Vengono pure inclusi tra questi disturbi anche il Disturbo Ossessivo-Compulsivo Indotto Da Sostanze O A Seguito Di Condizione Medica e la categoria Altri Specificati/Non Specificati Disturbi Ossessivo-Compulsivi e correlati (Other Specified and Undspecified Obssessive-Compulsive and Related Disorder ).

in questo tipo di disturbi sono inclusi anche i comportamenti compulsivi (cioè obbligati) focalizzati su una determinata parte del corpo (oltre a quelli già citati prima), come il mordersi unghie, labbra, dita, ovviamente accompagnati da tentativi (compulsivi) di manipolare il suddetto comportamento.

Anche la gelosia in forma ossessiva (qualora non raggiunga aspetti deliranti), fa parte dei Disturbi di questo tipo.

LA TERAPIA

Per la terapia del DOC esistono vari processi e approcci ma quello più stabile e duraturo sembra essere quello offerto dalla psicoterapia, in specie da quella di tipo psicoanalitico. Bisogna analizzare l’inconscio, quello che è alla base del problema, individuando e rimuovendo i conflitti associati a tale problema.

Spesso efficace può essere poi la terapia di tipo cognitivo-comportamentale, o anche quelle ad impostazione cosiddetta “strategica”.

PSICOFARMACOLOGIA

Un ruolo importante possono, e in moltissimi casi devono, averlo gli psicofarmaci.

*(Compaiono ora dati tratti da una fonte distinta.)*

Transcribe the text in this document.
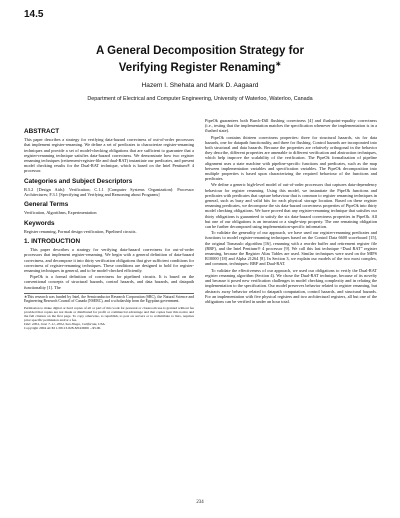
14.5
A General Decomposition Strategy for
Verifying Register Renaming∗
Hazem I. Shehata and Mark D. Aagaard
Department of Electrical and Computer Engineering, University of Waterloo, Waterloo, Canada
ABSTRACT

This paper describes a strategy for verifying data-hazard correctness of out-of-order processors that implement register-renaming. We define a set of predicates to characterize register-renaming techniques and provide a set of model-checking obligations that are sufficient to guarantee that a register-renaming technique satisfies data-hazard correctness. We demonstrate how two register renaming techniques (retirement-register-file and dual-RAT) instantiate our predicates, and present model checking results for the Dual-RAT technique, which is based on the Intel Pentium® 4 processor.

Categories and Subject Descriptors

B.5.2 [Design Aids]: Verification; C.1.1 [Computer Systems Organization]: Processor Architectures; F.3.1 [Specifying and Verifying and Reasoning about Programs]

General Terms

Verification, Algorithms, Experimentation

Keywords

Register renaming, Formal design verification, Pipelined circuits.

1. INTRODUCTION

This paper describes a strategy for verifying data-hazard correctness for out-of-order processors that implement register-renaming. We begin with a general definition of data-hazard correctness, and decompose it into thirty verification obligations that give sufficient conditions for correctness of register-renaming techniques. These conditions are designed to hold for register-renaming techniques in general, and to be model-checked efficiently.

PipeOk is a formal definition of correctness for pipelined circuits. It is based on the conventional concepts of structural hazards, control hazards, and data hazards, and datapath functionality [1]. The

∗This research was funded by Intel, the Semiconductor Research Corporation (SRC), the Natural Science and Engineering Research Council of Canada (NSERC), and a scholarship from the Egyptian government.
Permission to make digital or hard copies of all or part of this work for personal or classroom use is granted without fee provided that copies are not made or distributed for profit or commercial advantage and that copies bear this notice and the full citation on the first page. To copy otherwise, to republish, to post on servers or to redistribute to lists, requires prior specific permission and/or a fee.
DAC 2004, June 7–11, 2004, San Diego, California, USA.
Copyright 2004 ACM 1-58113-828-8/04/0006 ...$5.00.

PipeOk guarantees both Burch-Dill flushing correctness [4] and flushpoint-equality correctness (i.e., testing that the implementation matches the specification whenever the implementation is in a flushed state).

PipeOk contains thirteen correctness properties: three for structural hazards, six for data hazards, one for datapath functionality, and three for flushing. Control hazards are incorporated into both structural and data hazards. Because the properties are relatively orthogonal in the behavior they describe, different properties are amenable to different verification and abstraction techniques, which help improve the scalability of the verification. The PipeOk formalization of pipeline alignment uses a state machine with pipeline-specific functions and predicates, such as the map between implementation variables and specification variables. The PipeOk decomposition into multiple properties is based upon characterizing the required behaviour of the functions and predicates.

We define a generic high-level model of out-of-order processors that captures data-dependency behaviour for register renaming. Using this model, we instantiate the PipeOk functions and predicates with predicates that capture behaviour that is common to register renaming techniques in general, such as busy and valid bits for each physical storage location. Based on these register renaming predicates, we decompose the six data-hazard correctness properties of PipeOk into thirty model checking obligations. We have proved that any register-renaming technique that satisfies our thirty obligations is guaranteed to satisfy the six data-hazard correctness properties in PipeOk. All but one of our obligations is an invariant or a single-step property. The one remaining obligation can be further decomposed using implementation-specific information.

To validate the generality of our approach, we have used our register-renaming predicates and functions to model register-renaming techniques based on the Control Data 6600 scoreboard [15], the original Tomasulo algorithm [16], renaming with a reorder buffer and retirement register file (RRF), and the Intel Pentium® 4 processor [9]. We call this last technique “Dual RAT” register renaming, because the Register Alias Tables are used. Similar techniques were used on the MIPS R10000 [18] and Alpha 21264 [8]. In Section 3, we explain our models of the two most complex, and common, techniques: RRF and Dual-RAT.

To validate the effectiveness of our approach, we used our obligations to verify the Dual-RAT register renaming algorithm (Section 4). We chose the Dual-RAT technique, because of its novelty and because it posed new verification challenges in model checking complexity and in relating the implementation to the specification. Our model preserves behavior related to register renaming, but abstracts away behavior related to datapath computation, control hazards, and structural hazards. For an implementation with five physical registers and two architectural registers, all but one of the obligations can be verified in under an hour total.

234
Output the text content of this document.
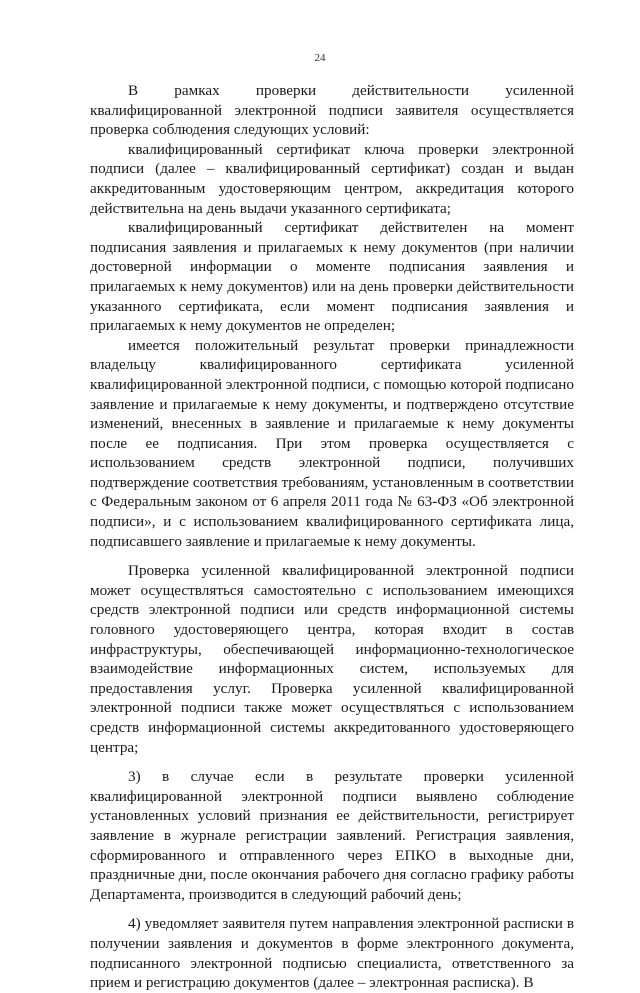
24

В рамках проверки действительности усиленной квалифицированной электронной подписи заявителя осуществляется проверка соблюдения следующих условий:

квалифицированный сертификат ключа проверки электронной подписи (далее – квалифицированный сертификат) создан и выдан аккредитованным удостоверяющим центром, аккредитация которого действительна на день выдачи указанного сертификата;

квалифицированный сертификат действителен на момент подписания заявления и прилагаемых к нему документов (при наличии достоверной информации о моменте подписания заявления и прилагаемых к нему документов) или на день проверки действительности указанного сертификата, если момент подписания заявления и прилагаемых к нему документов не определен;

имеется положительный результат проверки принадлежности владельцу квалифицированного сертификата усиленной квалифицированной электронной подписи, с помощью которой подписано заявление и прилагаемые к нему документы, и подтверждено отсутствие изменений, внесенных в заявление и прилагаемые к нему документы после ее подписания. При этом проверка осуществляется с использованием средств электронной подписи, получивших подтверждение соответствия требованиям, установленным в соответствии с Федеральным законом от 6 апреля 2011 года № 63-ФЗ «Об электронной подписи», и с использованием квалифицированного сертификата лица, подписавшего заявление и прилагаемые к нему документы.

Проверка усиленной квалифицированной электронной подписи может осуществляться самостоятельно с использованием имеющихся средств электронной подписи или средств информационной системы головного удостоверяющего центра, которая входит в состав инфраструктуры, обеспечивающей информационно-технологическое взаимодействие информационных систем, используемых для предоставления услуг. Проверка усиленной квалифицированной электронной подписи также может осуществляться с использованием средств информационной системы аккредитованного удостоверяющего центра;

3) в случае если в результате проверки усиленной квалифицированной электронной подписи выявлено соблюдение установленных условий признания ее действительности, регистрирует заявление в журнале регистрации заявлений. Регистрация заявления, сформированного и отправленного через ЕПКО в выходные дни, праздничные дни, после окончания рабочего дня согласно графику работы Департамента, производится в следующий рабочий день;

4) уведомляет заявителя путем направления электронной расписки в получении заявления и документов в форме электронного документа, подписанного электронной подписью специалиста, ответственного за прием и регистрацию документов (далее – электронная расписка). В
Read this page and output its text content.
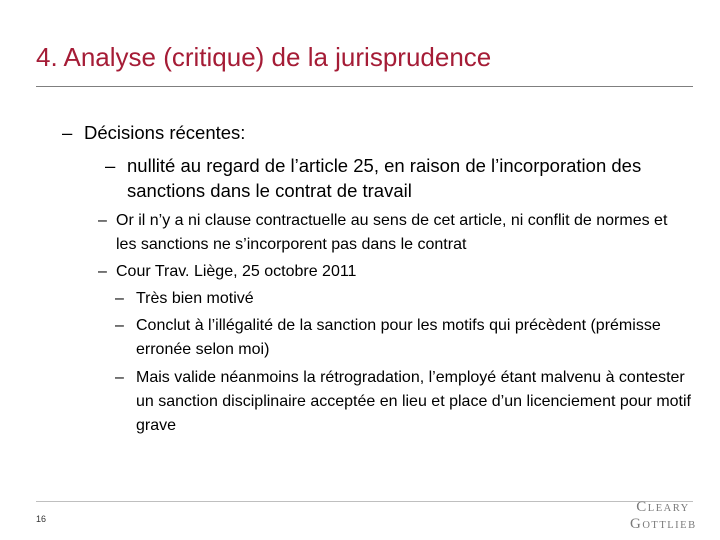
4. Analyse (critique) de la jurisprudence
– Décisions récentes:
– nullité au regard de l’article 25, en raison de l’incorporation des sanctions dans le contrat de travail
– Or il n’y a ni clause contractuelle au sens de cet article, ni conflit de normes et les sanctions ne s’incorporent pas dans le contrat
– Cour Trav. Liège, 25 octobre 2011
– Très bien motivé
– Conclut à l’illégalité de la sanction pour les motifs qui précèdent (prémisse erronée selon moi)
– Mais valide néanmoins la rétrogradation, l’employé étant malvenu à contester un sanction disciplinaire acceptée en lieu et place d’un licenciement pour motif grave
16
CLEARY
GOTTLIEB
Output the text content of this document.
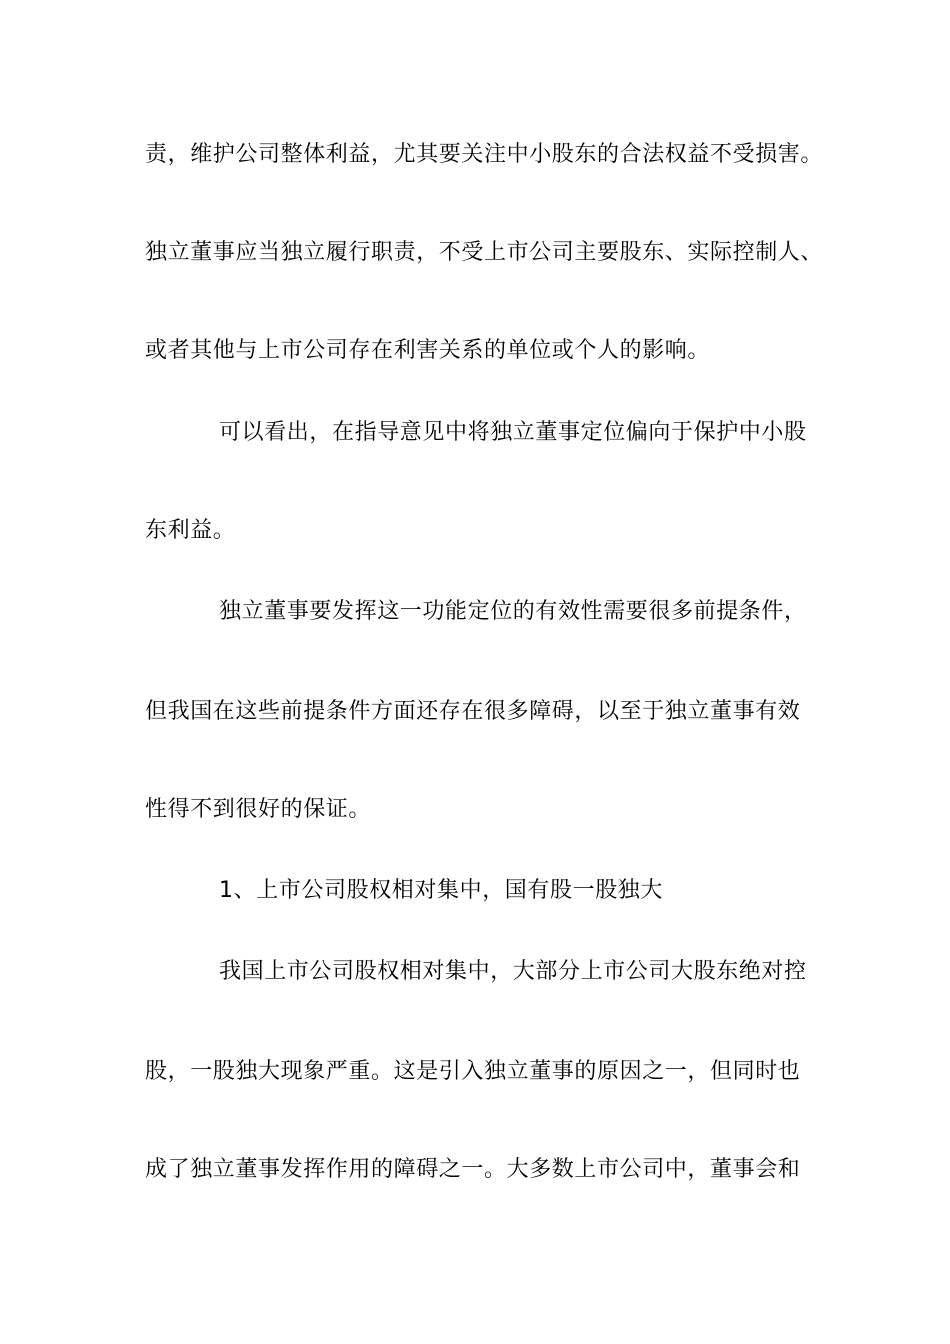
责，维护公司整体利益，尤其要关注中小股东的合法权益不受损害。
独立董事应当独立履行职责，不受上市公司主要股东、实际控制人、
或者其他与上市公司存在利害关系的单位或个人的影响。
可以看出，在指导意见中将独立董事定位偏向于保护中小股
东利益。
独立董事要发挥这一功能定位的有效性需要很多前提条件，
但我国在这些前提条件方面还存在很多障碍，以至于独立董事有效
性得不到很好的保证。
1、上市公司股权相对集中，国有股一股独大
我国上市公司股权相对集中，大部分上市公司大股东绝对控
股，一股独大现象严重。这是引入独立董事的原因之一，但同时也
成了独立董事发挥作用的障碍之一。大多数上市公司中，董事会和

Ci sono psichiatri bravissimi specializzati proprio nella terapia farmacologiche delle forme compulsive, che non raramente vedono nelle prescrizioni di più molecole, un grande aiuto verso la guarigione.

L’utilizzo degli psicofarmaci è spesso oggetto di una campagna denigratoria, che li considera molecole tossiche e destinate solo a far star male.

Non è vero: si tratta di vera e propria disinformazione scientifica.

Gli psicofarmaci, nelle mani dello psichiatra competente e specializzato nella psicofarmacologia, sono strumenti spesso insostituibili, e comunque sempre validi.